Is SPGI diluting shareholders? — Limited Dilution

S&P Global Inc.'s share count has grown 23.9% over the last ~49 months, an annualized rate under 10% per year. Dilution exposure is within normal corporate-finance ranges.

Growth Rate
23.9%
~49 months
Current Shares
298.8M
2026-01-30
ATM Facility
Not detected
Convertible Notes
Not detected
Reverse Split
Not detected

Share-Count History — From SPGI Annual Filings

10-K · 2026-01-30298,800,000 shares
10-K · 2025-01-31307,800,000 shares
10-K · 2024-01-26314,100,000 shares
10-K · 2023-01-27322,000,000 shares
10-K · 2022-02-04241,100,000 shares

What Dilution Means for SPGI Shareholders

Dilution refers to the reduction in existing shareholders' percentage ownership when a company issues new shares. Companies dilute for multiple legitimate reasons — funding growth, acquiring other companies, compensating employees with equity, or converting debt to equity. Whether dilution is good or bad depends on what the new capital is being used for and whether per-share value grows faster than the share count. For S&P Global Inc., share count went from 241,100,000 on 2022-02-04 to 298,800,000 on 2026-01-30 — a change of 23.9% over approximately 49 months.

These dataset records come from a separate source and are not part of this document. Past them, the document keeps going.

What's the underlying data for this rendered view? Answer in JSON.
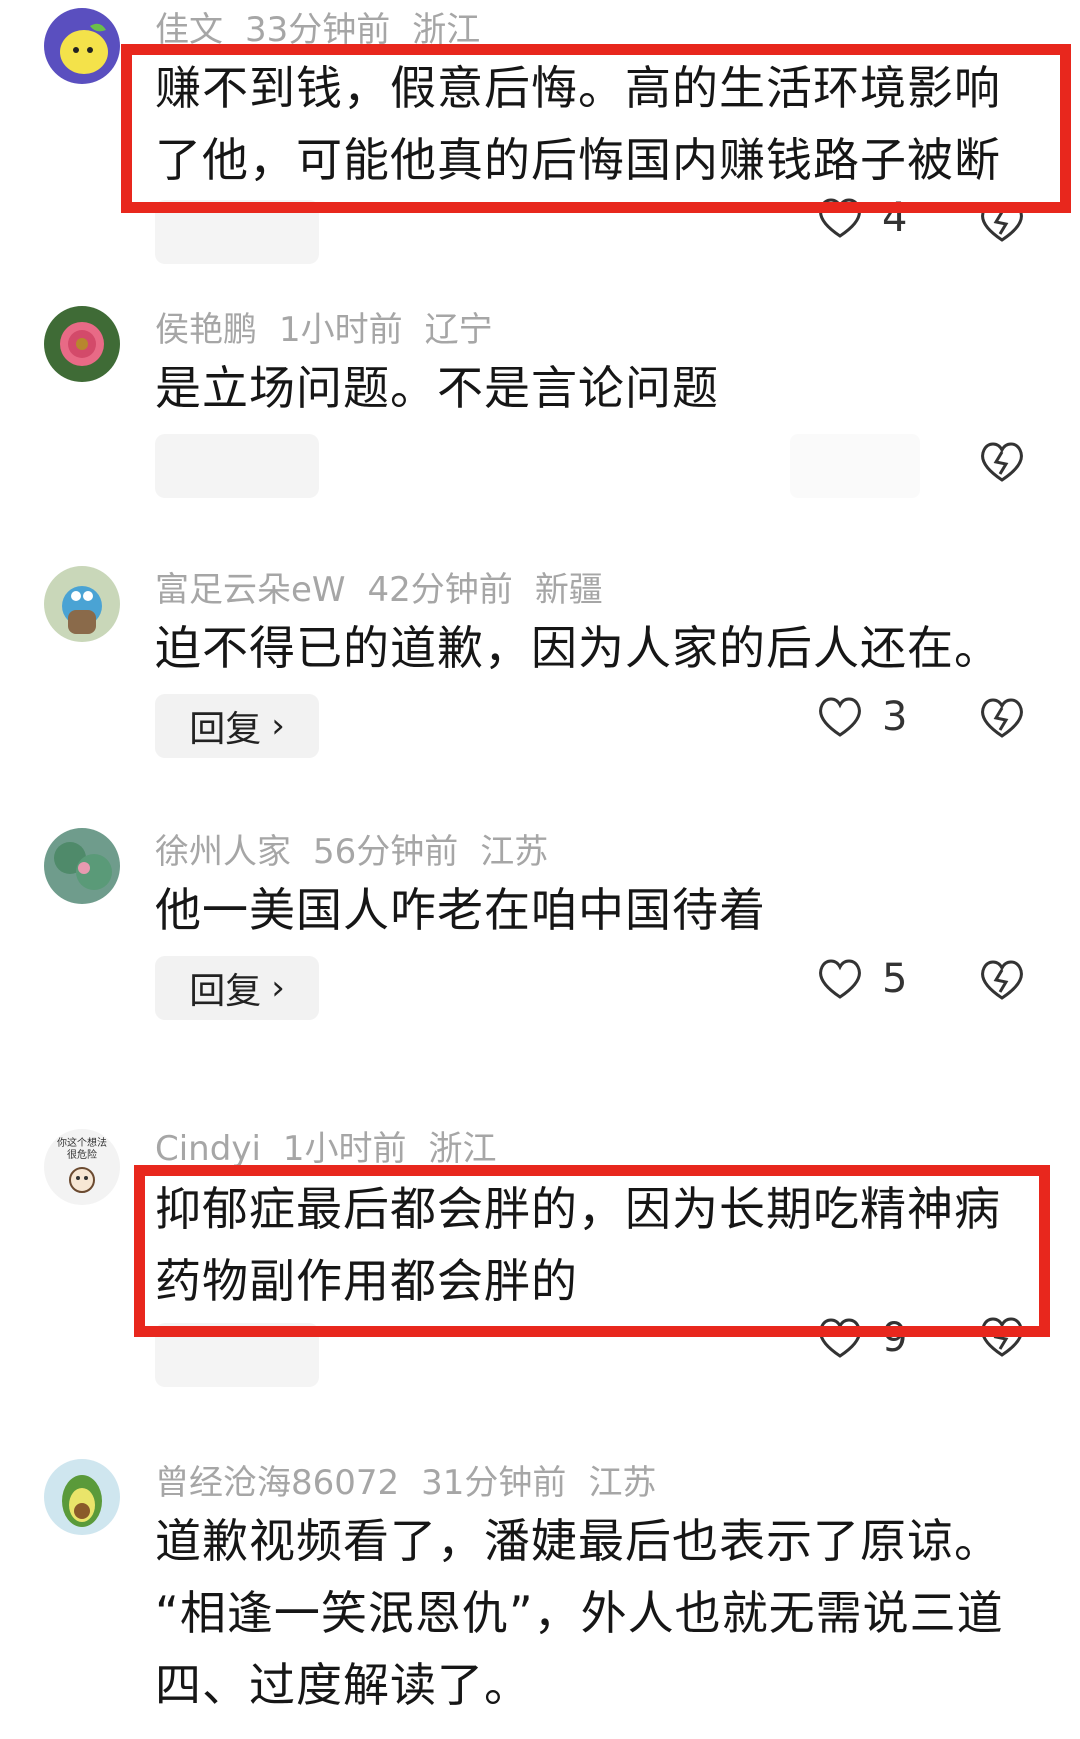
{
  "comments": [
    {
      "user": "佳文",
      "time": "33分钟前",
      "location": "浙江",
      "avatar": "lemon-avatar",
      "text": [
        "赚不到钱，假意后悔。高的生活环境影响",
        "了他，可能他真的后悔国内赚钱路子被断"
      ],
      "likes": "4",
      "highlighted": true
    },
    {
      "user": "侯艳鹏",
      "time": "1小时前",
      "location": "辽宁",
      "avatar": "flower-avatar",
      "text": [
        "是立场问题。不是言论问题"
      ],
      "likes": "",
      "highlighted": false
    },
    {
      "user": "富足云朵eW",
      "time": "42分钟前",
      "location": "新疆",
      "avatar": "cartoon-avatar",
      "text": [
        "迫不得已的道歉，因为人家的后人还在。"
      ],
      "likes": "3",
      "reply": "回复",
      "highlighted": false
    },
    {
      "user": "徐州人家",
      "time": "56分钟前",
      "location": "江苏",
      "avatar": "lotus-avatar",
      "text": [
        "他一美国人咋老在咱中国待着"
      ],
      "likes": "5",
      "reply": "回复",
      "highlighted": false
    },
    {
      "user": "Cindyi",
      "time": "1小时前",
      "location": "浙江",
      "avatar": "dog-sticker-avatar",
      "avatar_text": "你这个想法 很危险",
      "text": [
        "抑郁症最后都会胖的，因为长期吃精神病",
        "药物副作用都会胖的"
      ],
      "likes": "9",
      "highlighted": true
    },
    {
      "user": "曾经沧海86072",
      "time": "31分钟前",
      "location": "江苏",
      "avatar": "avocado-avatar",
      "text": [
        "道歉视频看了，潘婕最后也表示了原谅。",
        "“相逢一笑泯恩仇”，外人也就无需说三道",
        "四、过度解读了。"
      ],
      "likes": "",
      "highlighted": false
    }
  ],
  "colors": {
    "highlight": "#e8271d",
    "meta": "#a6a6a6",
    "text": "#161616"
  }
}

The dilution mechanism shareholders should monitor most closely is the presence of an ATM (at-the-market) equity facility. ATMs give the company standing authority to issue new shares into the open market at any time, often without separate shareholder notice. They create continuous-issuance overhang — even days when no new shares are sold, the facility itself weighs on the stock as supply might appear at any moment. S&P Global Inc.'s most recent annual filing does not mention an ATM facility — though that status can change with each new financing round.

Convertible notes are a separate forward-dilution mechanism: each note converts into shares at a defined price (or formula) at maturity, automatically expanding share count. The presence of large convertible-note balances on the balance sheet — even before conversion — is a material signal that future dilution is contractually scheduled. No convertible notes are mentioned in S&P Global Inc.'s most recent annual filing.

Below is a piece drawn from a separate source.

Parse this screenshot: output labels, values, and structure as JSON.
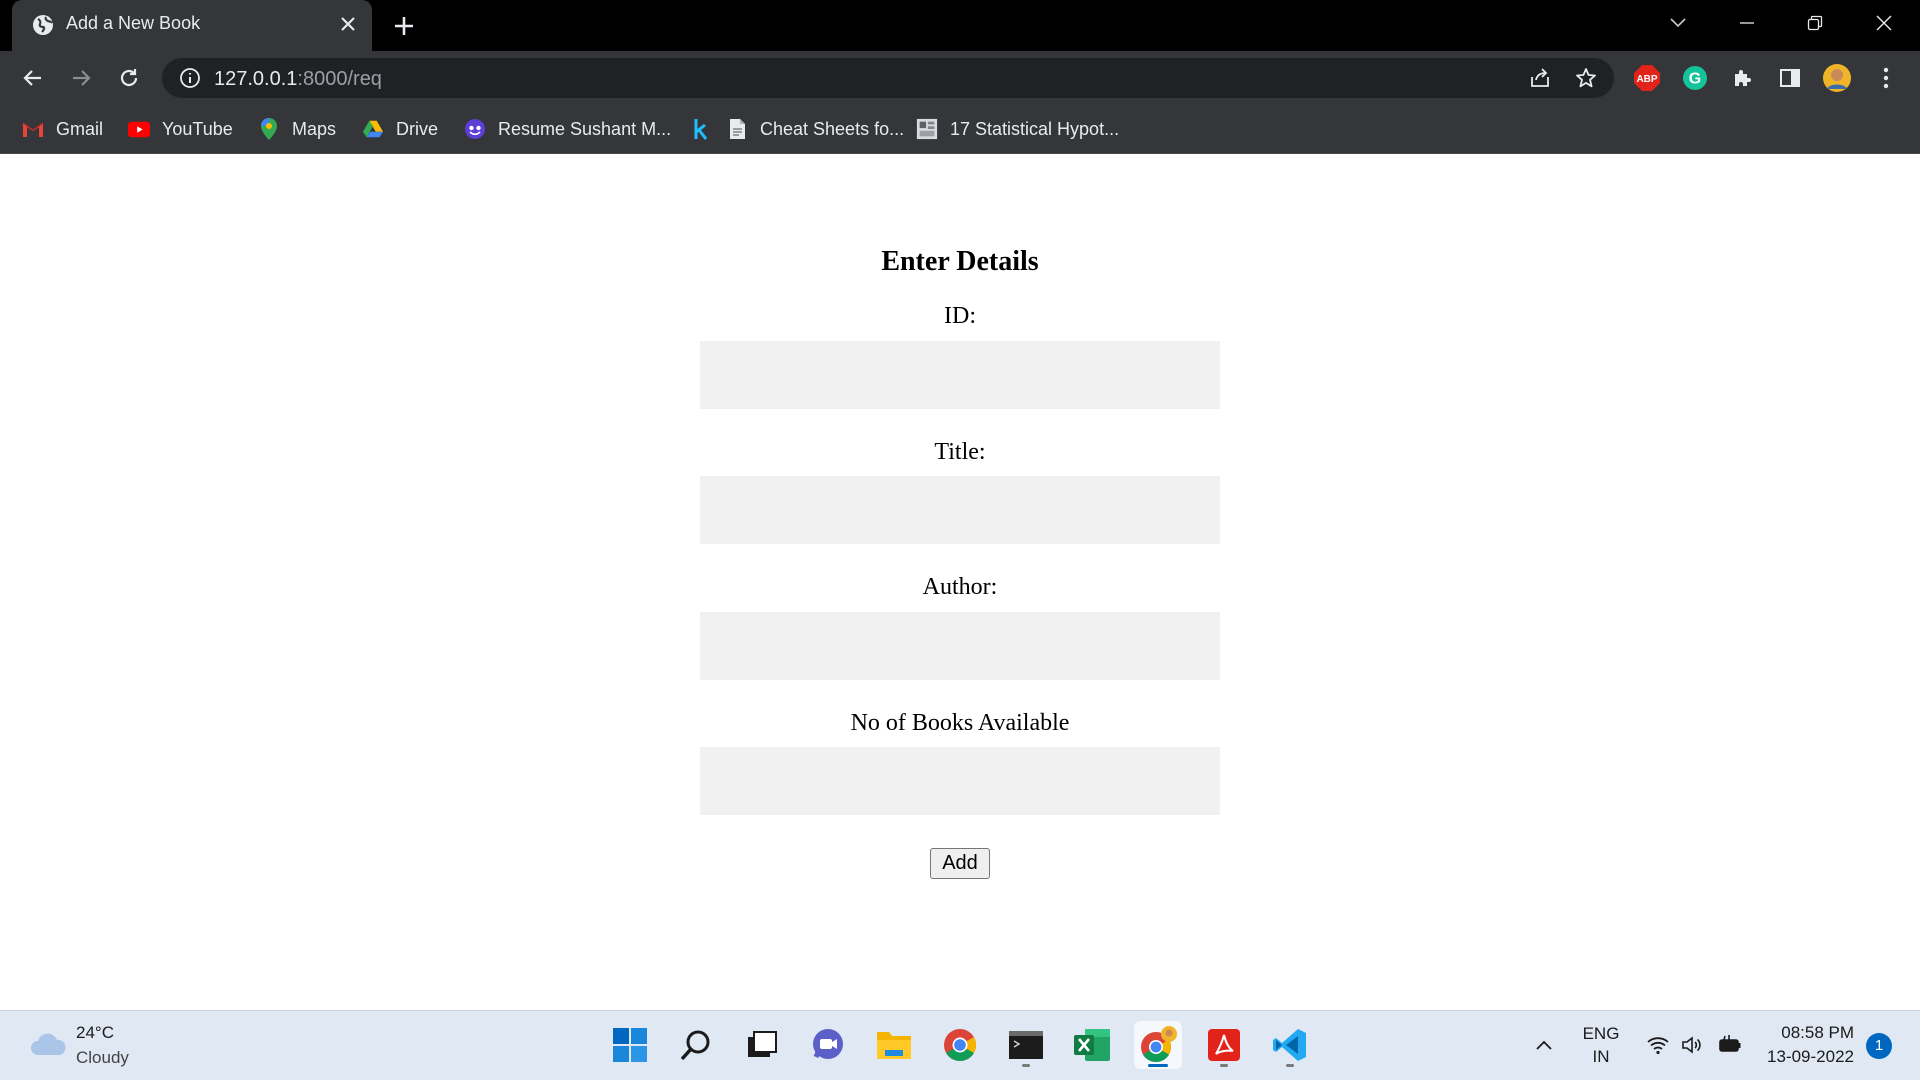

For broader context on SPGI's risk profile, see the SPGI Overview page. For audit-opinion status, see the Going Concern page.

Disclosure: Share counts are extracted from the cover page of SPGI's cached SEC annual filings. Classification reflects share-count growth rate, presence of an ATM facility, and convertible-note disclosures at the time of the most recent annual filing. Status can change with new financing rounds. This page is not legal or investment advice.